Reiche plant trotz Energiepreis-Explosion keine Maßnahmen
n-tv
Die Preise für Öl und Gas gehen durch die Decke. Zeit, dem Ausbau der Erneuerbaren Energien einen Schub zu verleihen, finden nicht nur die Grünen, sondern auch die mitregierende SPD. Doch die zuständige Ministerin Katherina Reiche plant nichts dergleichen.
Die Preise für Öl und Gas gehen durch die Decke. Zeit, dem Ausbau der Erneuerbaren Energien einen Schub zu verleihen, finden nicht nur die Grünen, sondern auch die mitregierende SPD. Doch die zuständige Ministerin Katherina Reiche plant nichts dergleichen.

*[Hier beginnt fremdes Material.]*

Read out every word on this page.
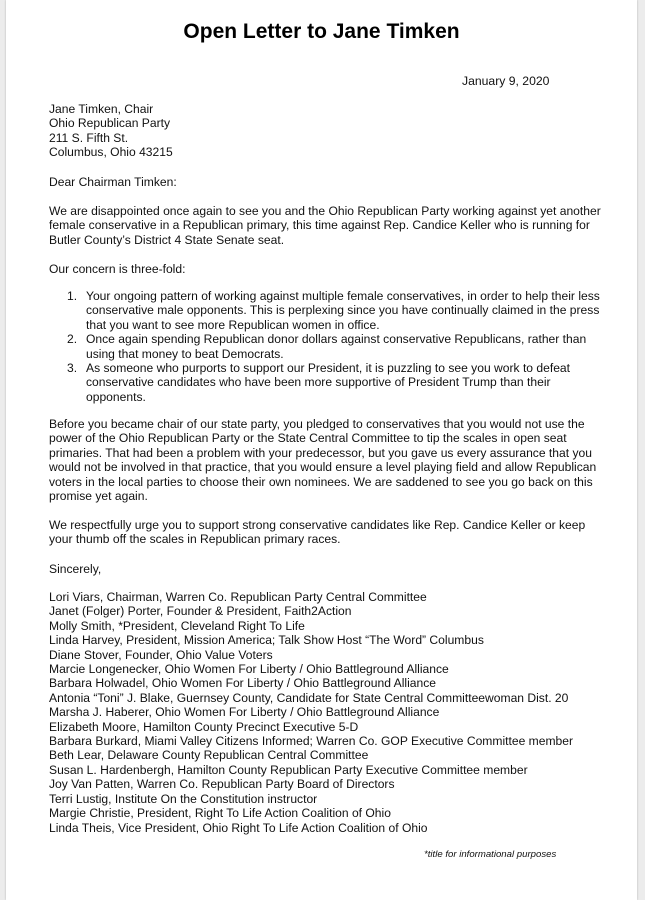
Open Letter to Jane Timken
January 9, 2020
Jane Timken, Chair
Ohio Republican Party
211 S. Fifth St.
Columbus, Ohio 43215
Dear Chairman Timken:
We are disappointed once again to see you and the Ohio Republican Party working against yet another female conservative in a Republican primary, this time against Rep. Candice Keller who is running for Butler County’s District 4 State Senate seat.
Our concern is three-fold:
1. Your ongoing pattern of working against multiple female conservatives, in order to help their less conservative male opponents. This is perplexing since you have continually claimed in the press that you want to see more Republican women in office.
2. Once again spending Republican donor dollars against conservative Republicans, rather than using that money to beat Democrats.
3. As someone who purports to support our President, it is puzzling to see you work to defeat conservative candidates who have been more supportive of President Trump than their opponents.
Before you became chair of our state party, you pledged to conservatives that you would not use the power of the Ohio Republican Party or the State Central Committee to tip the scales in open seat primaries. That had been a problem with your predecessor, but you gave us every assurance that you would not be involved in that practice, that you would ensure a level playing field and allow Republican voters in the local parties to choose their own nominees. We are saddened to see you go back on this promise yet again.
We respectfully urge you to support strong conservative candidates like Rep. Candice Keller or keep your thumb off the scales in Republican primary races.
Sincerely,
Lori Viars, Chairman, Warren Co. Republican Party Central Committee
Janet (Folger) Porter, Founder & President, Faith2Action
Molly Smith, *President, Cleveland Right To Life
Linda Harvey, President, Mission America; Talk Show Host “The Word” Columbus
Diane Stover, Founder, Ohio Value Voters
Marcie Longenecker, Ohio Women For Liberty / Ohio Battleground Alliance
Barbara Holwadel, Ohio Women For Liberty / Ohio Battleground Alliance
Antonia “Toni” J. Blake, Guernsey County, Candidate for State Central Committeewoman Dist. 20
Marsha J. Haberer, Ohio Women For Liberty / Ohio Battleground Alliance
Elizabeth Moore, Hamilton County Precinct Executive 5-D
Barbara Burkard, Miami Valley Citizens Informed; Warren Co. GOP Executive Committee member
Beth Lear, Delaware County Republican Central Committee
Susan L. Hardenbergh, Hamilton County Republican Party Executive Committee member
Joy Van Patten, Warren Co. Republican Party Board of Directors
Terri Lustig, Institute On the Constitution instructor
Margie Christie, President, Right To Life Action Coalition of Ohio
Linda Theis, Vice President, Ohio Right To Life Action Coalition of Ohio
*title for informational purposes
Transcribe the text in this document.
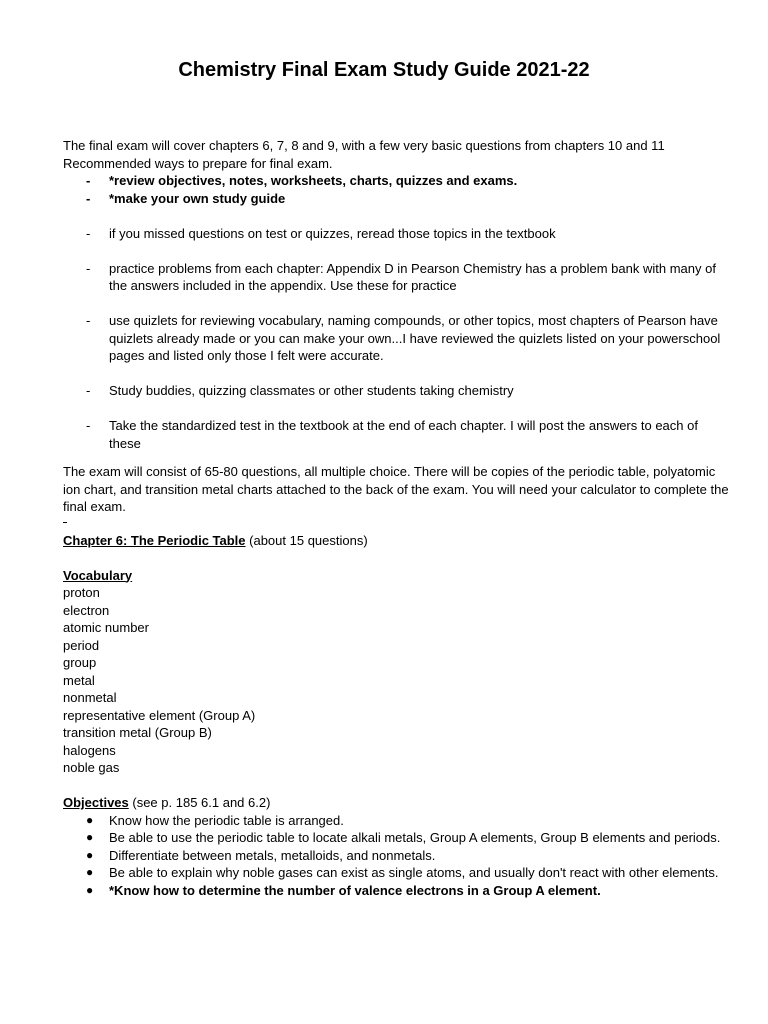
Chemistry Final Exam Study Guide 2021-22

The final exam will cover chapters 6, 7, 8 and 9, with a few very basic questions from chapters 10 and 11

Recommended ways to prepare for final exam.

- *review objectives, notes, worksheets, charts, quizzes and exams.
- *make your own study guide
- if you missed questions on test or quizzes, reread those topics in the textbook
- practice problems from each chapter: Appendix D in Pearson Chemistry has a problem bank with many of the answers included in the appendix. Use these for practice
- use quizlets for reviewing vocabulary, naming compounds, or other topics, most chapters of Pearson have quizlets already made or you can make your own...I have reviewed the quizlets listed on your powerschool pages and listed only those I felt were accurate.
- Study buddies, quizzing classmates or other students taking chemistry
- Take the standardized test in the textbook at the end of each chapter. I will post the answers to each of these

The exam will consist of 65-80 questions, all multiple choice. There will be copies of the periodic table, polyatomic ion chart, and transition metal charts attached to the back of the exam. You will need your calculator to complete the final exam.

Chapter 6: The Periodic Table (about 15 questions)

Vocabulary

proton
electron
atomic number
period
group
metal
nonmetal
representative element (Group A)
transition metal (Group B)
halogens
noble gas

Objectives (see p. 185 6.1 and 6.2)

● Know how the periodic table is arranged.
● Be able to use the periodic table to locate alkali metals, Group A elements, Group B elements and periods.
● Differentiate between metals, metalloids, and nonmetals.
● Be able to explain why noble gases can exist as single atoms, and usually don't react with other elements.
● *Know how to determine the number of valence electrons in a Group A element.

Das Bundesministerium für Wirtschaft und Energie unter Leitung von CDU-Ministerin Katherina Reiche plant trotz der durch den Irankrieg sprunghaft steigenden Öl- und Gaspreise keine zusätzlichen Maßnahmen für einen beschleunigten Ausbau erneuerbarer Energien. Dies geht aus der Antwort des Ministeriums auf eine Anfrage des Grünen-Politikers Michael Kellner hervor, die ntv.de vorliegt.
"Plant die Bundesregierung konkrete zusätzliche Maßnahmen, um Deutschland weniger abhängig zu machen von fossilem Öl und Gas, und wenn ja, welche", fragte Kellner, der unter Reiches Vorgänger Robert Habeck Staatssekretär in dem Ministerium war. Der amtierende Staatssekretär Stefan Rouenhoff verweist in seiner Antwort darauf, Reiche habe "bereits im September 2025 Vorschläge für wirtschafts- und wettbewerbsfreundliche Schlüsselmaßnahmen vorgelegt". Und: "Die Arbeiten zur Umsetzung des Arbeitsprogramms laufen auf Hochtouren".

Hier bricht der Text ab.